U.S. to launch peace talks with Taliban over Afghanistan
Senior Afghan official says Taliban ready to talk peace with the Afghan state; U.S. will meet the Taliban in Qatar for negotiations aimed at achieving peace, officials say; Afghan official confirms that talks are in the works while Taliban denies a schedule has been set.
The United States will meet the Taliban in Doha in a couple of days for talks aimed at achieving peace in Afghanistan, where the United States has battled the insurgents for 12 years, U.S. officials said on Tuesday.
The officials, who spoke on condition of anonymity, warned that the process would likely be lengthy.
They said the Taliban would issue a statement on Tuesday opposing the use of Afghan soil for attacks on other countries and that they support an Afghan peace process.
A senior Afghan official on confirmed the Taliban is considering peace talks with the Afghan state following secret discussions.
"We hope that the attacks carried out by the Taliban in Afghanistan will reduce while we talk peace; there is no point in talking if the bombs continue to kill civilians," he said.
However, a senior Taliban official said later in the day that no date had been set for the talks. Asked by a reporter whether a date had been set, Tayeb Agha replied: "There are no scheduled dates."
The remark by Agha, the former chief of staff to the Taliban's reclusive leader, Mullah Mohammed Omar, was carried live on Al-Jazeera television.
If the talks take place, the United States will insist the Taliban break ties with Al-Qaeda, end violence, and accept the Afghan constitution, including protection for women and minorities, the officials told reporters in a conference call.
"This is but the first step in what will be a long road," one U.S. official said.
The first formal meeting involving U.S. and Taliban representatives is scheduled to be later this week in Doha, the U.S. officials said. Talks between the Afghan government and the Taliban are expected to take place a few days after that, they said.
U.S. officials said the level of trust between the Afghan government and the Taliban was low, and played down expectations that the talks would quickly lead to peace. The talks were likely to be subject to reversals and could take many years, one official said.
"Peace is not at hand," the official said.
U.S. officials said the goal was to ensure that Afghanistan does not remain a haven for terrorism and to defeat Al-Qaeda.
The talks will be conducted on the Taliban side by its political commission, with the authorization of Taliban leader Mullah Mohammed Omar, a U.S. official said. The commission would also represent the Al-Qaeda-linked Haqqani network, which is considered the United States' deadliest foe in Afghanistan.
Officials said they expect detainee exchanges to be on the agenda. The United States will ask for the safe return of U.S. Sergeant Bowe Bergdahl, who has been a prisoner since June 2009, the officials said. He is thought to be being held by Taliban militants in northwestern Pakistan.
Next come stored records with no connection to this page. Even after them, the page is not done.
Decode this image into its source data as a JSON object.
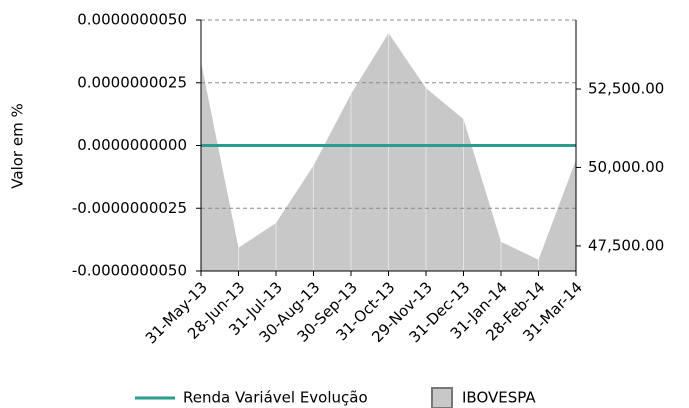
{
  "chart_data": {
    "type": "area-line",
    "y_label": "Valor em %",
    "categories": [
      "31-May-13",
      "28-Jun-13",
      "31-Jul-13",
      "30-Aug-13",
      "30-Sep-13",
      "31-Oct-13",
      "29-Nov-13",
      "31-Dec-13",
      "31-Jan-14",
      "28-Feb-14",
      "31-Mar-14"
    ],
    "series": [
      {
        "name": "Renda Variável Evolução",
        "color": "#2a9d8f",
        "values": [
          0,
          0,
          0,
          0,
          0,
          0,
          0,
          0,
          0,
          0,
          0
        ]
      },
      {
        "name": "IBOVESPA",
        "color": "#c8c8c8",
        "axis": "y2",
        "values": [
          53360,
          47440,
          48230,
          50060,
          52340,
          54280,
          52530,
          51540,
          47630,
          47060,
          50240
        ]
      }
    ],
    "ylim": [
      -5e-09,
      5e-09
    ],
    "yticks": [
      {
        "value": -5e-09,
        "label": "-0.0000000050"
      },
      {
        "value": -2.5e-09,
        "label": "-0.0000000025"
      },
      {
        "value": 0,
        "label": "0.0000000000"
      },
      {
        "value": 2.5e-09,
        "label": "0.0000000025"
      },
      {
        "value": 5e-09,
        "label": "0.0000000050"
      }
    ],
    "y2lim": [
      46700,
      54700
    ],
    "y2ticks": [
      {
        "value": 47500,
        "label": "47,500.00"
      },
      {
        "value": 50000,
        "label": "50,000.00"
      },
      {
        "value": 52500,
        "label": "52,500.00"
      }
    ],
    "grid": true,
    "legend": "bottom"
  }
}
The first U.S.-Taliban meeting is expected to be an exchange of agenda, followed by another meeting a week or two later to discuss next steps, the U.S. officials said.
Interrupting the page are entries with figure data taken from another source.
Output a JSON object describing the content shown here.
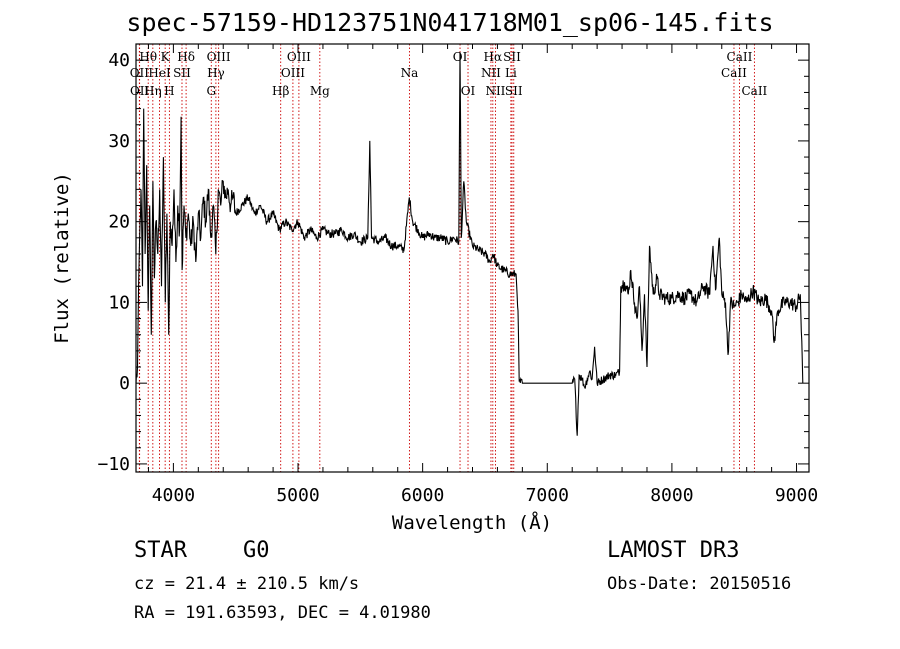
{
  "title": "spec-57159-HD123751N041718M01_sp06-145.fits",
  "info": {
    "object_class": "STAR",
    "subclass": "G0",
    "survey": "LAMOST DR3",
    "cz": "cz = 21.4 ± 210.5 km/s",
    "obs_date": "Obs-Date: 20150516",
    "radec": "RA = 191.63593, DEC =   4.01980"
  },
  "colors": {
    "spectrum": "#000000",
    "line_marker": "#cc0000",
    "axes": "#000000"
  },
  "chart_data": {
    "type": "line",
    "xlabel": "Wavelength (Å)",
    "ylabel": "Flux (relative)",
    "xlim": [
      3700,
      9100
    ],
    "ylim": [
      -11,
      42
    ],
    "xticks": [
      4000,
      5000,
      6000,
      7000,
      8000,
      9000
    ],
    "yticks": [
      -10,
      0,
      10,
      20,
      30,
      40
    ],
    "x_minor_step": 200,
    "y_minor_step": 2,
    "grid": false,
    "spectrum_anchors": [
      [
        3700,
        0
      ],
      [
        3712,
        2
      ],
      [
        3725,
        15
      ],
      [
        3740,
        24
      ],
      [
        3752,
        12
      ],
      [
        3762,
        34
      ],
      [
        3773,
        16
      ],
      [
        3786,
        27
      ],
      [
        3798,
        9
      ],
      [
        3810,
        22
      ],
      [
        3823,
        6
      ],
      [
        3836,
        25
      ],
      [
        3848,
        13
      ],
      [
        3860,
        20
      ],
      [
        3875,
        16
      ],
      [
        3890,
        24
      ],
      [
        3905,
        12
      ],
      [
        3920,
        28
      ],
      [
        3935,
        10
      ],
      [
        3948,
        21
      ],
      [
        3962,
        6
      ],
      [
        3975,
        20
      ],
      [
        3990,
        17
      ],
      [
        4005,
        24
      ],
      [
        4020,
        15
      ],
      [
        4035,
        22
      ],
      [
        4050,
        19
      ],
      [
        4062,
        33
      ],
      [
        4070,
        14
      ],
      [
        4085,
        22
      ],
      [
        4100,
        18
      ],
      [
        4120,
        21
      ],
      [
        4140,
        17
      ],
      [
        4160,
        20
      ],
      [
        4180,
        15
      ],
      [
        4200,
        21
      ],
      [
        4220,
        18
      ],
      [
        4240,
        23
      ],
      [
        4260,
        20
      ],
      [
        4280,
        24
      ],
      [
        4300,
        18
      ],
      [
        4320,
        22
      ],
      [
        4340,
        16
      ],
      [
        4360,
        24
      ],
      [
        4380,
        22
      ],
      [
        4400,
        25
      ],
      [
        4420,
        23
      ],
      [
        4440,
        24
      ],
      [
        4460,
        22
      ],
      [
        4480,
        23
      ],
      [
        4500,
        21
      ],
      [
        4550,
        22
      ],
      [
        4600,
        23
      ],
      [
        4650,
        21
      ],
      [
        4700,
        22
      ],
      [
        4750,
        20
      ],
      [
        4800,
        21
      ],
      [
        4850,
        19
      ],
      [
        4900,
        20
      ],
      [
        4950,
        19
      ],
      [
        5000,
        20
      ],
      [
        5050,
        18
      ],
      [
        5100,
        19
      ],
      [
        5150,
        18
      ],
      [
        5200,
        19
      ],
      [
        5250,
        18.5
      ],
      [
        5300,
        18.5
      ],
      [
        5350,
        19
      ],
      [
        5400,
        18
      ],
      [
        5450,
        18.5
      ],
      [
        5500,
        17.5
      ],
      [
        5560,
        18
      ],
      [
        5576,
        30
      ],
      [
        5590,
        18
      ],
      [
        5650,
        17.5
      ],
      [
        5700,
        18
      ],
      [
        5750,
        17
      ],
      [
        5800,
        17
      ],
      [
        5850,
        16.5
      ],
      [
        5893,
        23
      ],
      [
        5920,
        20
      ],
      [
        5960,
        19
      ],
      [
        6000,
        18
      ],
      [
        6050,
        18.5
      ],
      [
        6100,
        18
      ],
      [
        6150,
        18
      ],
      [
        6200,
        17.5
      ],
      [
        6250,
        18
      ],
      [
        6290,
        17.5
      ],
      [
        6300,
        41
      ],
      [
        6310,
        18
      ],
      [
        6330,
        25
      ],
      [
        6350,
        20
      ],
      [
        6400,
        17
      ],
      [
        6450,
        16.5
      ],
      [
        6500,
        16
      ],
      [
        6540,
        15
      ],
      [
        6563,
        16
      ],
      [
        6600,
        14.5
      ],
      [
        6650,
        14
      ],
      [
        6700,
        13.5
      ],
      [
        6750,
        13.5
      ],
      [
        6755,
        12
      ],
      [
        6765,
        9
      ],
      [
        6775,
        0.2
      ],
      [
        6800,
        0
      ],
      [
        7200,
        0
      ],
      [
        7220,
        0.5
      ],
      [
        7240,
        -6.5
      ],
      [
        7255,
        1
      ],
      [
        7280,
        0.5
      ],
      [
        7300,
        -0.5
      ],
      [
        7320,
        0.5
      ],
      [
        7340,
        1.5
      ],
      [
        7360,
        0.5
      ],
      [
        7380,
        4.5
      ],
      [
        7400,
        0
      ],
      [
        7450,
        0.5
      ],
      [
        7500,
        1
      ],
      [
        7550,
        1
      ],
      [
        7580,
        1.5
      ],
      [
        7590,
        12
      ],
      [
        7620,
        12.5
      ],
      [
        7650,
        11
      ],
      [
        7670,
        14
      ],
      [
        7700,
        10
      ],
      [
        7720,
        8
      ],
      [
        7740,
        12
      ],
      [
        7760,
        4
      ],
      [
        7780,
        11
      ],
      [
        7800,
        2
      ],
      [
        7820,
        17
      ],
      [
        7850,
        11
      ],
      [
        7880,
        13
      ],
      [
        7900,
        11
      ],
      [
        7950,
        10.5
      ],
      [
        8000,
        10.5
      ],
      [
        8050,
        11
      ],
      [
        8100,
        10.5
      ],
      [
        8150,
        11
      ],
      [
        8200,
        10
      ],
      [
        8250,
        12
      ],
      [
        8300,
        11
      ],
      [
        8330,
        17
      ],
      [
        8350,
        11.5
      ],
      [
        8380,
        18
      ],
      [
        8400,
        11
      ],
      [
        8430,
        10
      ],
      [
        8450,
        3.5
      ],
      [
        8470,
        10
      ],
      [
        8500,
        9.5
      ],
      [
        8530,
        10
      ],
      [
        8560,
        11
      ],
      [
        8600,
        10
      ],
      [
        8650,
        11.5
      ],
      [
        8700,
        10
      ],
      [
        8750,
        10.5
      ],
      [
        8800,
        9
      ],
      [
        8820,
        5
      ],
      [
        8850,
        9
      ],
      [
        8900,
        10
      ],
      [
        8950,
        10
      ],
      [
        9000,
        9.5
      ],
      [
        9030,
        11
      ],
      [
        9050,
        0
      ]
    ],
    "spectral_lines": [
      {
        "label": "Hθ",
        "wavelength": 3798,
        "row": 0
      },
      {
        "label": "OII",
        "wavelength": 3727,
        "row": 1
      },
      {
        "label": "OII",
        "wavelength": 3729,
        "row": 2
      },
      {
        "label": "Hη",
        "wavelength": 3835,
        "row": 2
      },
      {
        "label": "K",
        "wavelength": 3934,
        "row": 0
      },
      {
        "label": "HeI",
        "wavelength": 3889,
        "row": 1
      },
      {
        "label": "H",
        "wavelength": 3968,
        "row": 2
      },
      {
        "label": "SII",
        "wavelength": 4069,
        "row": 1
      },
      {
        "label": "Hδ",
        "wavelength": 4102,
        "row": 0
      },
      {
        "label": "OIII",
        "wavelength": 4363,
        "row": 0
      },
      {
        "label": "Hγ",
        "wavelength": 4341,
        "row": 1
      },
      {
        "label": "G",
        "wavelength": 4304,
        "row": 2
      },
      {
        "label": "Hβ",
        "wavelength": 4861,
        "row": 2
      },
      {
        "label": "OIII",
        "wavelength": 5007,
        "row": 0
      },
      {
        "label": "OIII",
        "wavelength": 4959,
        "row": 1
      },
      {
        "label": "Mg",
        "wavelength": 5175,
        "row": 2
      },
      {
        "label": "Na",
        "wavelength": 5894,
        "row": 1
      },
      {
        "label": "OI",
        "wavelength": 6300,
        "row": 0
      },
      {
        "label": "OI",
        "wavelength": 6364,
        "row": 2
      },
      {
        "label": "Hα",
        "wavelength": 6563,
        "row": 0
      },
      {
        "label": "NII",
        "wavelength": 6548,
        "row": 1
      },
      {
        "label": "NII",
        "wavelength": 6584,
        "row": 2
      },
      {
        "label": "SII",
        "wavelength": 6717,
        "row": 0
      },
      {
        "label": "Li",
        "wavelength": 6708,
        "row": 1
      },
      {
        "label": "SII",
        "wavelength": 6731,
        "row": 2
      },
      {
        "label": "CaII",
        "wavelength": 8542,
        "row": 0
      },
      {
        "label": "CaII",
        "wavelength": 8498,
        "row": 1
      },
      {
        "label": "CaII",
        "wavelength": 8662,
        "row": 2
      }
    ]
  }
}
The planned talks follow discussions between President Barack Obama and Afghan President Hamid Karzai in January, officials added.
The announcement came on the same day that the Taliban opened their long-delayed office in the Qatari capital of Doha.
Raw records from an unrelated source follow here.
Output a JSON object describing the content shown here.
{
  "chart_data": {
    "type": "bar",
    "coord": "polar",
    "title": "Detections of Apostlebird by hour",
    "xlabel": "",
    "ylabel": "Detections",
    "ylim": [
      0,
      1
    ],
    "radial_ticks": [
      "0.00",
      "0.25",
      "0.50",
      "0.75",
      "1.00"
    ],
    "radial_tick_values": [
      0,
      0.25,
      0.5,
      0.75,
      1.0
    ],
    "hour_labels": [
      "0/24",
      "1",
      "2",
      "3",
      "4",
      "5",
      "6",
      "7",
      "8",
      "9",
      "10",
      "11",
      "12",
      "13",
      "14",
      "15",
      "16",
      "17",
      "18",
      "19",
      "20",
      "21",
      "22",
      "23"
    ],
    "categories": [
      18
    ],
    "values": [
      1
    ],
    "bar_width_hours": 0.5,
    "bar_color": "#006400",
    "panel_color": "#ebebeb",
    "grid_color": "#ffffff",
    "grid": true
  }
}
Taliban official Mohammed Naeem announced the opening of the office in a press conference in Doha.
In a move that may anger the Afghan government, the white Taliban flag was at his side, and a large sign behind him proclaimed the office of the "Islamic Emirate of Afghanistan", the name the Taliban used during their brief national rule in the 1990s.
Both events may have been timed to coincide with a ceremony on Tuesday to mark the beginning of the final phase of security transition from the U.S.-led coalition to the Afghan state.
Fear is mounting that Afghanistan could fall into chaos following the pullout of most NATO combat troops by the end of 2014. A presidential election is also due that year.
NATO and its partners are training Afghanistan's 352,000-strong security forces, though questions remain over how ready they are to tackle the insurgency on their own.